Similarly, “I am godly,” or “I am an angel,” is one kind of statement, and when the Hindu says, “I am God,” that is another kind of statement. When he says, “I am God,” it means that: “I am not the body; what you are taking me to be, that I am not. You mistake me to be flesh and blood, bones and muscles, but it is not so. I am not the bones, not the muscles, I am not the mind, nor the intellect. I am the Fountainhead, I am the real Force, the real Thing-in-Itself, the real God, the real Power. That alone I am: I am nothing else.”

Again, when people wish to bring God before their tribunal, they say God did that, as if He were an ordinary person like themselves and could be brought before them and taken to task just like an ordinary person.


The cause of all these doubts and objections may be illustrated by a story.

There was an oil-vendor in India.

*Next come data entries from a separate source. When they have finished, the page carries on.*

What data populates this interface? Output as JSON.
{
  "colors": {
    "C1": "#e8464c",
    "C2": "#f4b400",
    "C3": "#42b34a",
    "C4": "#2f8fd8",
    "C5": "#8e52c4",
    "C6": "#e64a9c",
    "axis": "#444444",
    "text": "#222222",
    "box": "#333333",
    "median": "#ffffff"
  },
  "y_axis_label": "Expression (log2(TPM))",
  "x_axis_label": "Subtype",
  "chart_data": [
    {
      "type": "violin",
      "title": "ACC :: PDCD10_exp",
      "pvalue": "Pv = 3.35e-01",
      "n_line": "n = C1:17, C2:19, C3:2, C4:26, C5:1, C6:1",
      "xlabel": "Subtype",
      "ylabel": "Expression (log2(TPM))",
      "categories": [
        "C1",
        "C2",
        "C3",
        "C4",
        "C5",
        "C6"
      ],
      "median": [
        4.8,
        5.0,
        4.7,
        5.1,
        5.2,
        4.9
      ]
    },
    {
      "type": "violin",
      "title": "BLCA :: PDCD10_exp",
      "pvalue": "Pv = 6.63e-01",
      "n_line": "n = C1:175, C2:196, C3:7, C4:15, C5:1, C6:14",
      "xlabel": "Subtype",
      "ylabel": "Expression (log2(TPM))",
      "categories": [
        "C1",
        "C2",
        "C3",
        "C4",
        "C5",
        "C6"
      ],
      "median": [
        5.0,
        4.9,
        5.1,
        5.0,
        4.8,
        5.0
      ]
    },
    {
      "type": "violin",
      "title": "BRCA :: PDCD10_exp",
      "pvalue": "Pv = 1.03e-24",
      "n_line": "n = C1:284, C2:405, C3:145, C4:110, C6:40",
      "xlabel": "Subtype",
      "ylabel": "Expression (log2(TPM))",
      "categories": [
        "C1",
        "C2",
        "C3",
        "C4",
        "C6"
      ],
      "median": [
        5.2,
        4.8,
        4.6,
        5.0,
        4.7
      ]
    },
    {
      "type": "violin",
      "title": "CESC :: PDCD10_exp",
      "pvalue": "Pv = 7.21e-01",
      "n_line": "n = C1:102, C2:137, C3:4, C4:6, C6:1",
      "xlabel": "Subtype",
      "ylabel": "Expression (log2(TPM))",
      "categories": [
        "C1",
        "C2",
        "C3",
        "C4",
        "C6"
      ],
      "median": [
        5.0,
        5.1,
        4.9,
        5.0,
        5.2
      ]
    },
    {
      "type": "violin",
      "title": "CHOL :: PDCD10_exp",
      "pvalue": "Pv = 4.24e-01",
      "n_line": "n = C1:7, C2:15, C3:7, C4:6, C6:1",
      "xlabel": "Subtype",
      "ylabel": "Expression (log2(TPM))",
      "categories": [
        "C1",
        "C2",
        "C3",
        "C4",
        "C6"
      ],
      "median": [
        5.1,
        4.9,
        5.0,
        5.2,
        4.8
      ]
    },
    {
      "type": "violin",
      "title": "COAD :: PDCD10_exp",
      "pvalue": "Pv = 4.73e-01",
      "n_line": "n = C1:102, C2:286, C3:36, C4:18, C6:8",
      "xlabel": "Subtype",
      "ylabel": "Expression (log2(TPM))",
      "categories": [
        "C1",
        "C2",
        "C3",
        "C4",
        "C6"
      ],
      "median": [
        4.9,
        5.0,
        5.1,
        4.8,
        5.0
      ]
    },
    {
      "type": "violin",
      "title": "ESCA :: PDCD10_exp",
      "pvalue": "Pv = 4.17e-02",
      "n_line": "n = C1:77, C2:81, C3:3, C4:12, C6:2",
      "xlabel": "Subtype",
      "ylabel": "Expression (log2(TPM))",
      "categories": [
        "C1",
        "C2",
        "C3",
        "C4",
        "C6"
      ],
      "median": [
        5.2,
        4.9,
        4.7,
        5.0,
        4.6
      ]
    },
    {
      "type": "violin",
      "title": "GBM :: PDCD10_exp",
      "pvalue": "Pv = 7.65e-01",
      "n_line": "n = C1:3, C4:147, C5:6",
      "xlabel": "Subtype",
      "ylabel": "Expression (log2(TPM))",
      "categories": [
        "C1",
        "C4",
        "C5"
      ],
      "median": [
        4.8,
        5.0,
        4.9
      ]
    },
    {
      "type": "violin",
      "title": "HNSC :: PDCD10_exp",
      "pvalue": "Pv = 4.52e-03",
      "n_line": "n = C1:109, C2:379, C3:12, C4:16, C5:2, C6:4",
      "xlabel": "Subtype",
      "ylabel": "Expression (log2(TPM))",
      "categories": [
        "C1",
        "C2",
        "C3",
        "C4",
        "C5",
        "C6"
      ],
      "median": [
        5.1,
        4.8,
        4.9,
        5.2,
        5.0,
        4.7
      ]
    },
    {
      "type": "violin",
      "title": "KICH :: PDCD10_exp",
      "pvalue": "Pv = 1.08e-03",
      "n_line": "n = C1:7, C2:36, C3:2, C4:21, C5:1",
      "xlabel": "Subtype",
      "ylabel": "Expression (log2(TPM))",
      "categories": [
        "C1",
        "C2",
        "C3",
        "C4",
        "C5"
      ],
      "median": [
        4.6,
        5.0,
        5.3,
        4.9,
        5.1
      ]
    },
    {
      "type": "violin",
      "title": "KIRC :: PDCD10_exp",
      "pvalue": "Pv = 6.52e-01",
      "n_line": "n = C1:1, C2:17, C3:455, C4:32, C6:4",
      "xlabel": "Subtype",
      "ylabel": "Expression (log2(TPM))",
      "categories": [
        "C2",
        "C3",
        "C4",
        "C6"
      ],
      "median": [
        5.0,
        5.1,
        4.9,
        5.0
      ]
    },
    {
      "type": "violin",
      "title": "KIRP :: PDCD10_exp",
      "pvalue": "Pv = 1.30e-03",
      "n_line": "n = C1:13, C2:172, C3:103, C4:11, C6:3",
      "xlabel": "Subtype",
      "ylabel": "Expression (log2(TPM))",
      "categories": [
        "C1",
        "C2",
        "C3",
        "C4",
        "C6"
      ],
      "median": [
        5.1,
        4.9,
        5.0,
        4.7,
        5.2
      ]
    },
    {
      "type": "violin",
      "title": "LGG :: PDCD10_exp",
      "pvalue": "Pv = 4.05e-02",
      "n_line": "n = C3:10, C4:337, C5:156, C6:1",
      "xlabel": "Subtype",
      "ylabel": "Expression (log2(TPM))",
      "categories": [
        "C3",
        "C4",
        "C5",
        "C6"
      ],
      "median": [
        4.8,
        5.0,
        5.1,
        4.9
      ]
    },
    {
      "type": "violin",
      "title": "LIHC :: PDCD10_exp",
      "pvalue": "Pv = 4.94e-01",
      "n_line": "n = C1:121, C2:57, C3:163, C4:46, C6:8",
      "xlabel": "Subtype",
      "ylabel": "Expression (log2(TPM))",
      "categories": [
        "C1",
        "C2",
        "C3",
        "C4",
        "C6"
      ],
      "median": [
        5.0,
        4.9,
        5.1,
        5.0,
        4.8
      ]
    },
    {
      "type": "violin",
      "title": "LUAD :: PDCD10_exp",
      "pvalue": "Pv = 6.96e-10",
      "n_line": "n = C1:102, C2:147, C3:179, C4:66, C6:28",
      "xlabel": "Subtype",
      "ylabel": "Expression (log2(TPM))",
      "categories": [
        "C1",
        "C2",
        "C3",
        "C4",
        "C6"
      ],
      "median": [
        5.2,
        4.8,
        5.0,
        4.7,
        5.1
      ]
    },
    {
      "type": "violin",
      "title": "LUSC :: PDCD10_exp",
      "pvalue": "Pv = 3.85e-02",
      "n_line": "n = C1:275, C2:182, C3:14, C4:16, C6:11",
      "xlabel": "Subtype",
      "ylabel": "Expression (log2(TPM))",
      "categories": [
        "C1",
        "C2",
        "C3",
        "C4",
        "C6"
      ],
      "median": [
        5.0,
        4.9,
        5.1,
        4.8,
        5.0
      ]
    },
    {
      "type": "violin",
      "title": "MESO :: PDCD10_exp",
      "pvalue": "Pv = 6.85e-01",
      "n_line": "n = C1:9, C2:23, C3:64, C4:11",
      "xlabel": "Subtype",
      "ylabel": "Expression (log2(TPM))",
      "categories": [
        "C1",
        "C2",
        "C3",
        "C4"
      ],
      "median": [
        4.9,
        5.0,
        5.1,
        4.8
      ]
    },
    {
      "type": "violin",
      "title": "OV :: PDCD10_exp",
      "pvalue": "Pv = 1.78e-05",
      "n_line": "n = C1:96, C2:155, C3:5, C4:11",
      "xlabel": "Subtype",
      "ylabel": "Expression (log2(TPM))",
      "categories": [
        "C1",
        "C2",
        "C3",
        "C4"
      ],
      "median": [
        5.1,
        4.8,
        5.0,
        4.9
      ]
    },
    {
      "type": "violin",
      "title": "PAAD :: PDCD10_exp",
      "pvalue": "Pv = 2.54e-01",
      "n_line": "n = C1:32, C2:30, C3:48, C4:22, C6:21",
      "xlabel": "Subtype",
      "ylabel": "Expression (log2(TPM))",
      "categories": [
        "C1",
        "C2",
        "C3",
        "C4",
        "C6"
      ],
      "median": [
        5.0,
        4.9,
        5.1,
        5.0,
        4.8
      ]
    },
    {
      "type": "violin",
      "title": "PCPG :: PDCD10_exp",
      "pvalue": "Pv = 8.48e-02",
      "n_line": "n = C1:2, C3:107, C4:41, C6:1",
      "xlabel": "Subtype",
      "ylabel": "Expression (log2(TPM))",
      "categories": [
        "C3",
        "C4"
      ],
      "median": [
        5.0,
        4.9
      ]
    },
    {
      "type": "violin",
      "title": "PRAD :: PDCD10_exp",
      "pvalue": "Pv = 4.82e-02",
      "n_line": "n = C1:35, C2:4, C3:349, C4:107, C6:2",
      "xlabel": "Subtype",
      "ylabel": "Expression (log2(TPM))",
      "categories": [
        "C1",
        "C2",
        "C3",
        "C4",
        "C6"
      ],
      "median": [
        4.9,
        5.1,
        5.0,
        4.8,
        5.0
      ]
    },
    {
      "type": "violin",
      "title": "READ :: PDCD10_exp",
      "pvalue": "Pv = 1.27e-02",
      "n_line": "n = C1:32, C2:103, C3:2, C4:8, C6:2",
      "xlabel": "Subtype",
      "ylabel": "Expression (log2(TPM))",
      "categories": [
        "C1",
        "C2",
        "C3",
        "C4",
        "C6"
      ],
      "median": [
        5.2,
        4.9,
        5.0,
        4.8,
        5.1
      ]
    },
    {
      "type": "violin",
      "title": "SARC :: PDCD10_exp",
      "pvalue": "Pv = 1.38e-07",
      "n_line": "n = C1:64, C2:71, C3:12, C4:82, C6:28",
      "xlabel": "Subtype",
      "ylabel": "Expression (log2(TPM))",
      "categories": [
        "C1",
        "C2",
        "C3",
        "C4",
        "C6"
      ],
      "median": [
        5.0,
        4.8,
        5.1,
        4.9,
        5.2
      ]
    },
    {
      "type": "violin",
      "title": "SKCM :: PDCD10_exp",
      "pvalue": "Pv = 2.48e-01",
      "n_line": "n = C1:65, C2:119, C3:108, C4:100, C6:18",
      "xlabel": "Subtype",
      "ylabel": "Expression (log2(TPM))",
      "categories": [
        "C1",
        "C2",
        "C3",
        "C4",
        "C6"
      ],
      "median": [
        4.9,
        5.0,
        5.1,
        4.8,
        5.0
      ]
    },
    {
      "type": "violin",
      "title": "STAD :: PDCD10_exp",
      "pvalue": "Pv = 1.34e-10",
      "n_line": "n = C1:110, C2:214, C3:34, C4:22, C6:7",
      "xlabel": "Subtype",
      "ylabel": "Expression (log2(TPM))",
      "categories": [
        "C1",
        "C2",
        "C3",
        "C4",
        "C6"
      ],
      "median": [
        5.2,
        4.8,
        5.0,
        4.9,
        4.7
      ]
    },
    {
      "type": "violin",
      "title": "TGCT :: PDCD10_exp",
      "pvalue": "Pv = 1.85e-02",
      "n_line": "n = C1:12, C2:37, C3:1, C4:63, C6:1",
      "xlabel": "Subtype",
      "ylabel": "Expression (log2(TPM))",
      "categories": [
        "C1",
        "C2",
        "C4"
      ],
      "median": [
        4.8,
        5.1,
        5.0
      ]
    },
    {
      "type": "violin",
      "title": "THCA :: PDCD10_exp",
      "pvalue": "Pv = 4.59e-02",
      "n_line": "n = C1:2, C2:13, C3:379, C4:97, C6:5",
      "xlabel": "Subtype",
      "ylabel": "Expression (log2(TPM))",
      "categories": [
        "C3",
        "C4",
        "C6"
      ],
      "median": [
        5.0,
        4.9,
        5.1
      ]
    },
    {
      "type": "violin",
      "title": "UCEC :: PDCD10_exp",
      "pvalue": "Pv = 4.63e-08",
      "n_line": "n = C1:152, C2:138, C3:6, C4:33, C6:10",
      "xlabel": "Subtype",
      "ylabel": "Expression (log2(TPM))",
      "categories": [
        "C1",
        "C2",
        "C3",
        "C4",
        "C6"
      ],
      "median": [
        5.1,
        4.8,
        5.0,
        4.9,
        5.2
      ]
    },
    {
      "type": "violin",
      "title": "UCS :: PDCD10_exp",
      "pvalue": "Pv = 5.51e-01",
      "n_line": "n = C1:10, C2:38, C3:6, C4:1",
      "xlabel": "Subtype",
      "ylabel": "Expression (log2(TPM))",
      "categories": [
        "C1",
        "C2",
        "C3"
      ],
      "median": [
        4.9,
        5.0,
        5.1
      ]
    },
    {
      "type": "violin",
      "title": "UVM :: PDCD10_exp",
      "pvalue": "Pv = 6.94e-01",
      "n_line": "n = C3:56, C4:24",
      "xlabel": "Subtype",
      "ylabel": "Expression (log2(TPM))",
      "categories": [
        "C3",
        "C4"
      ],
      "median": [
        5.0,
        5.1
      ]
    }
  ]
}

He kept in his house a very beautiful parrot. One day this oil-vendor left his shop and went out to some place. His servant also went out on some other errand. The parrot was there in the shop. In the absence of the oil-vendor there came up a big cat. At the sight of the cat, the parrot got frightened. It was in the cage, but it got frightened and jumped up; the parrot fluttered his wings and jumped this way and that way until the cage which was hanging on the wall, slipped down and fell upon a jar full of very precious oil. The jar was broken and the oil was spilt. After a while came the oil-vendor, and being very angry, he lost his temper, seeing that his precious oil was spilt. He got annoyed with the parrot; he thought it had done some mischief; he was beyond himself with rage and could not keep his temper because the parrot had thrown down the cage upon the jar and had caused him a loss of about fifty rupees. He opened the door of the cage and just plucked up all the plumes from the head of the parrot. The parrot was made bald; no crest was left on his head. The head of the parrot was bleeding. The parrot did neither speak nor entertain the master for two weeks. The master was very sorry for what he had done. After two weeks, there came a customer to the oil-vendor’s shop. This customer was bare-headed at that time, and he was also bald. The parrot laughed a hearty laugh; it was very happy to see another companion. Then the master asked the parrot what was the cause of his hilarity, what made him full of joy, and the parrot said, as it were: “Oh, I thank God, I am not the only servant of an oil-vendor. This man also must have been the servant of an oil-vendor; otherwise, how could he lose the hair on his head, and how could he become bald, if he had not been the servant of an oil-vendor?”

Exactly the same kind of reasoning some people employ. They think that all the work they perform, all the duties they discharge, everything they do, have some kind of motive or other, which they do with some kind of selfish desire or premeditation. So they say that when God created the world, He also must have done that with some kind of motive or other, some kind of desire or other, some kind of premeditation or other. This is a mistaken way of arguing. This is making God limited. You call Him Infinity and yet you want to drag Him to the level of an ordinary human being? It won’t do.